Taking all those factors into account, I think there is so much to like about his game, his skill and his long-term projection that I’ve moved him to No. 5 on my board. He turned real heads at his recent pro day in Chicago, particularly with his shot-making. He’ll be a sparkplug offensive weapon in the NBA and a really, really good one for a long time.

Joshua Primo

CBS Sports Big Board rank: No. 17

With Primo officially bypassing his remaining college eligibility — which up until the Combine was not a certainty — he now lands comfortably in our first-round projections. The 6-foot-5 Alabama guard measured with a 6-foot-9 wingspan at the Combine and showed real pizazz at the event with the ball in his hands. He was creating for others and attacking off the bounce, which we rarely saw in his brief stint with the Tide. 

There’s a lot of untapped potential here that scouts were hoping to see and indeed did witness.
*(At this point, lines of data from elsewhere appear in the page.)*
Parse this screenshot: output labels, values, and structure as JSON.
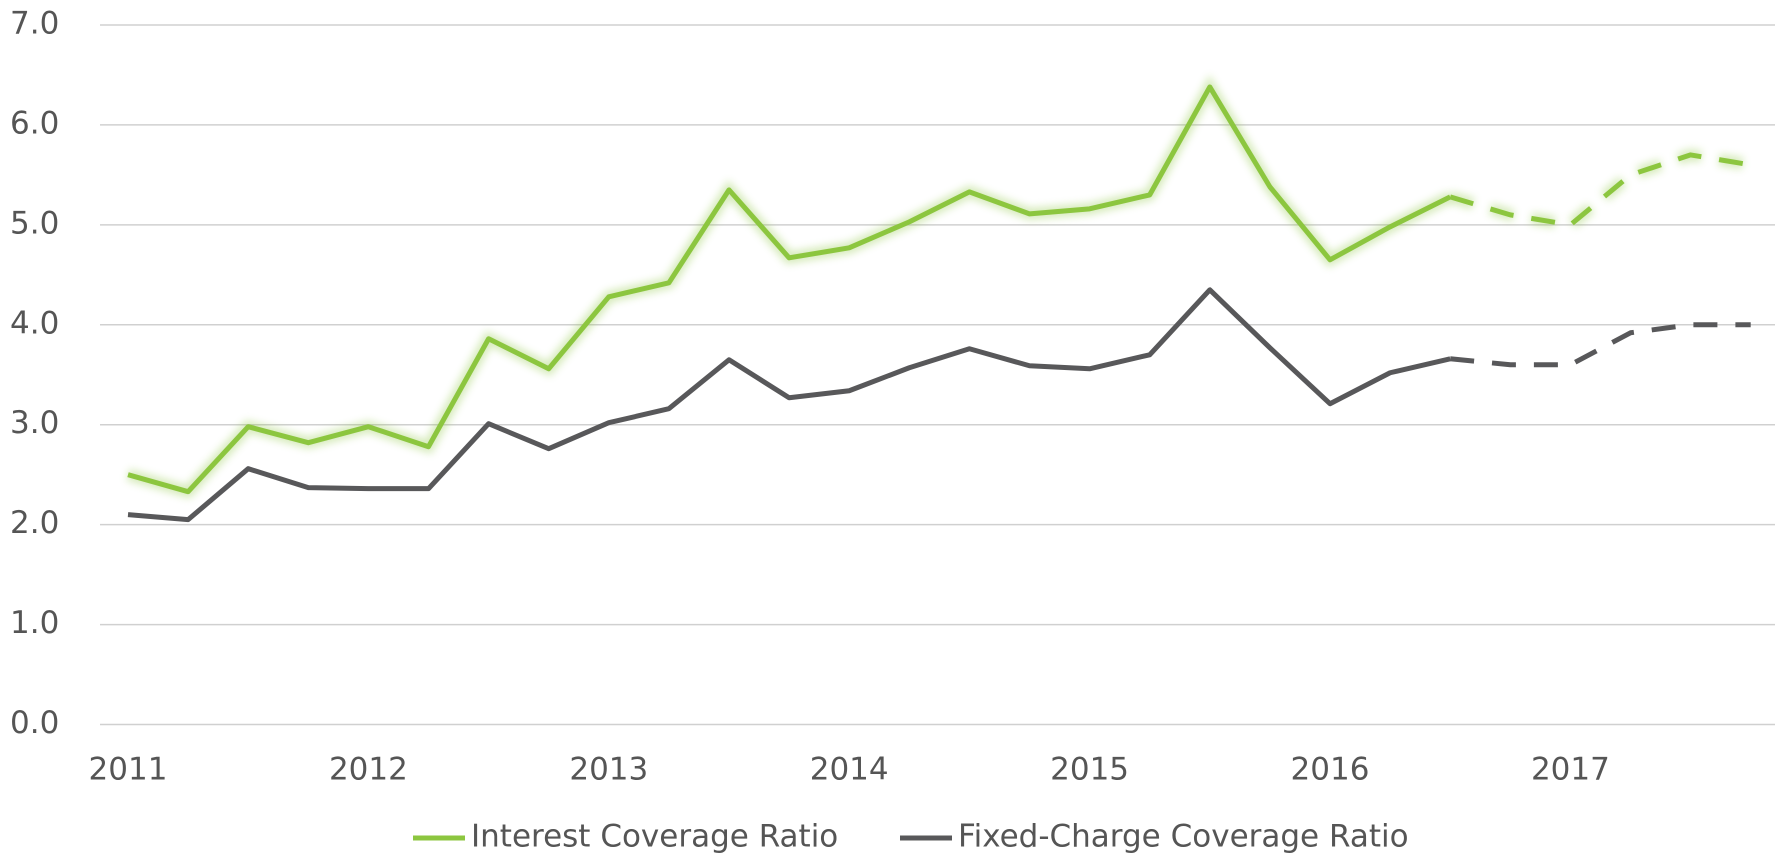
{
  "chart_data": {
    "type": "line",
    "categories": [
      "2011",
      null,
      null,
      null,
      "2012",
      null,
      null,
      null,
      "2013",
      null,
      null,
      null,
      "2014",
      null,
      null,
      null,
      "2015",
      null,
      null,
      null,
      "2016",
      null,
      null,
      null,
      "2017",
      null,
      null,
      null
    ],
    "series": [
      {
        "name": "Interest Coverage Ratio",
        "color": "#8cc63f",
        "dash_from": 22,
        "values": [
          2.5,
          2.33,
          2.98,
          2.82,
          2.98,
          2.78,
          3.86,
          3.56,
          4.28,
          4.42,
          5.35,
          4.67,
          4.77,
          5.03,
          5.33,
          5.11,
          5.16,
          5.3,
          6.38,
          5.38,
          4.65,
          4.98,
          5.28,
          5.1,
          5.0,
          5.5,
          5.7,
          5.6
        ]
      },
      {
        "name": "Fixed-Charge Coverage Ratio",
        "color": "#58585a",
        "dash_from": 22,
        "values": [
          2.1,
          2.05,
          2.56,
          2.37,
          2.36,
          2.36,
          3.01,
          2.76,
          3.02,
          3.16,
          3.65,
          3.27,
          3.34,
          3.57,
          3.76,
          3.59,
          3.56,
          3.7,
          4.35,
          3.77,
          3.21,
          3.52,
          3.66,
          3.6,
          3.6,
          3.92,
          4.0,
          4.0
        ]
      }
    ],
    "ylim": [
      0,
      7
    ],
    "yticks": [
      {
        "value": 0,
        "label": "0.0"
      },
      {
        "value": 1,
        "label": "1.0"
      },
      {
        "value": 2,
        "label": "2.0"
      },
      {
        "value": 3,
        "label": "3.0"
      },
      {
        "value": 4,
        "label": "4.0"
      },
      {
        "value": 5,
        "label": "5.0"
      },
      {
        "value": 6,
        "label": "6.0"
      },
      {
        "value": 7,
        "label": "7.0"
      }
    ],
    "grid": true,
    "legend": "bottom"
  }
}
Whether you buy the upside or not the outside scoring package and youth (he’s the youngest player in the draft) is reason to believe in him as a role-player … and why I’m buying the long-term upside, even if we didn’t see it much in college.

FALLERS

Jonathan Kuminga

CBS Sports Big Board rank: No. 6

For months there has been a near consensus that there are five players in the top tier of this draft — rounded out by Kuminga — who are locks to go top five in some order. Yet as the draft has approached, Kuminga has fallen away from that bunch of Cunningham, Green, Mobley and Suggs in the eyes of teams. It coincides with Scottie Barnes’ recent rise and Bouknight’s own flail to the finish line of the G League season. 
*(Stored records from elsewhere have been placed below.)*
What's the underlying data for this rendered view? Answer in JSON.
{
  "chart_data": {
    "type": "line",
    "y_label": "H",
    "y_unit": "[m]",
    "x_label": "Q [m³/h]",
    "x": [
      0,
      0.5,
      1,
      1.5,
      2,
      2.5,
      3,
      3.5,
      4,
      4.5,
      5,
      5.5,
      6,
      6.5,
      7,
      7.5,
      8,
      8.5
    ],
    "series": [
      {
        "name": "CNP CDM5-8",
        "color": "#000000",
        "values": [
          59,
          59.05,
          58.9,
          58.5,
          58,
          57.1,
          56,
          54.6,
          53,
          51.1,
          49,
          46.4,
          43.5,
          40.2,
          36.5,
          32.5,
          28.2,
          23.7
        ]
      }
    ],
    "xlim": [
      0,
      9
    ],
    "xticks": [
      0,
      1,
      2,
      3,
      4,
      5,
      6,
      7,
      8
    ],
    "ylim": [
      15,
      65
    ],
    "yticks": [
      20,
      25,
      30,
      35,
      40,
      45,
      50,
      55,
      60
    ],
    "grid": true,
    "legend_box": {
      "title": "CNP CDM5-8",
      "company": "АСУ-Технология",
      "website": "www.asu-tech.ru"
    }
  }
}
He doesn’t fall far here — just one spot to No. 6 — but it’s a development worth monitoring with Bouknight, Barnes and others all making late pushes. It’s hard to imagine he goes higher than No. 5 in this draft, but if Barnes goes fifth, I can’t imagine Kuminga slips past the Thunder at six, either. So, at least for right now, he’s No. 6 on our board with a draft range that’s between 5 and 6.

Keon Johnson

CBS Sports Big Board rank: No. 13

Breaking a Combine vertical leap record helped Keon Johnson turn heads last month, but he’s out of our top 10 and down to No. 13. There’s no question the athleticism helps his case, and finishing the season strong helped him prove that there’s still a lot left in his development track. However, there’s real concern here with where he’s at right now. There is no question he’s among the best athletes in the draft, and his tenacity as a defender suggests he could in time grow into a two-way terror. But he’s so raw on offense as a decision-maker and scorer that if I’m someone picking in the mid-to-late lottery, there are other players with more defined role-playing potential that project as safer options. 
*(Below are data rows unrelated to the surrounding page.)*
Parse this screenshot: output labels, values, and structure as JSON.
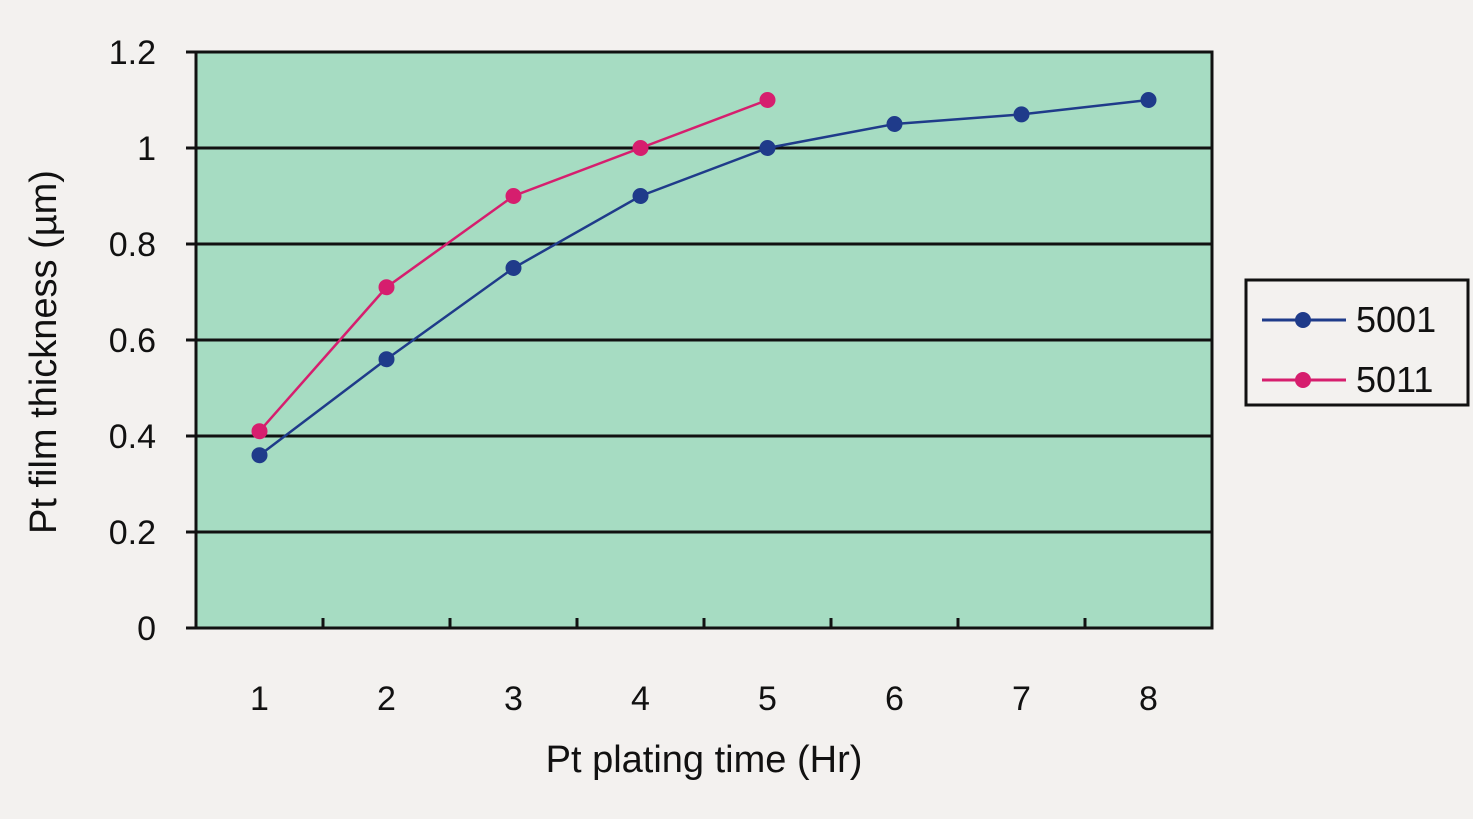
{
  "chart_data": {
    "type": "line",
    "title": "",
    "xlabel": "Pt plating time (Hr)",
    "ylabel": "Pt film thickness (µm)",
    "categories": [
      "1",
      "2",
      "3",
      "4",
      "5",
      "6",
      "7",
      "8"
    ],
    "y_ticks": [
      "0",
      "0.2",
      "0.4",
      "0.6",
      "0.8",
      "1",
      "1.2"
    ],
    "ylim": [
      0,
      1.2
    ],
    "grid": true,
    "legend_position": "right",
    "plot_background": "#a6dcc2",
    "series": [
      {
        "name": "5001",
        "color": "#1f3b8a",
        "values": [
          0.36,
          0.56,
          0.75,
          0.9,
          1.0,
          1.05,
          1.07,
          1.1
        ]
      },
      {
        "name": "5011",
        "color": "#d61e6e",
        "values": [
          0.41,
          0.71,
          0.9,
          1.0,
          1.1,
          null,
          null,
          null
        ]
      }
    ]
  }
}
Even if I’m debating his potential long-term ceiling, I think the risk he eventually doesn’t pan out as a prospect is worrisome enough that I’d stay away in the top two. Ultimately, though, a two-way wing with his leaping ability and perceived upside won’t last long in this draft so he’s hanging on just inside the lottery for me.

Johnny Juzang

CBS Sports Big Board rank: No. 49

After leading UCLA on a Final Four run as an 11 seed with incredible shot-making, Juzang looked to be prepared to assert himself into the first-round discussion at the Combine. Instead, he went just 5-of-21 shooting in two games, and he didn’t quite catch a rhythm. I don’t want to be too overreactive, but it’s worth accounting for, so he slides down to the middle of our second round projections after an uninspiring Combine, making him one of the more fascinating prospects with a decision to make as the underclassmen withdrawal deadline approaches. Should he return to college, he’d be the face of a Bruins team with a strong case to be considered as a preseason top-three team.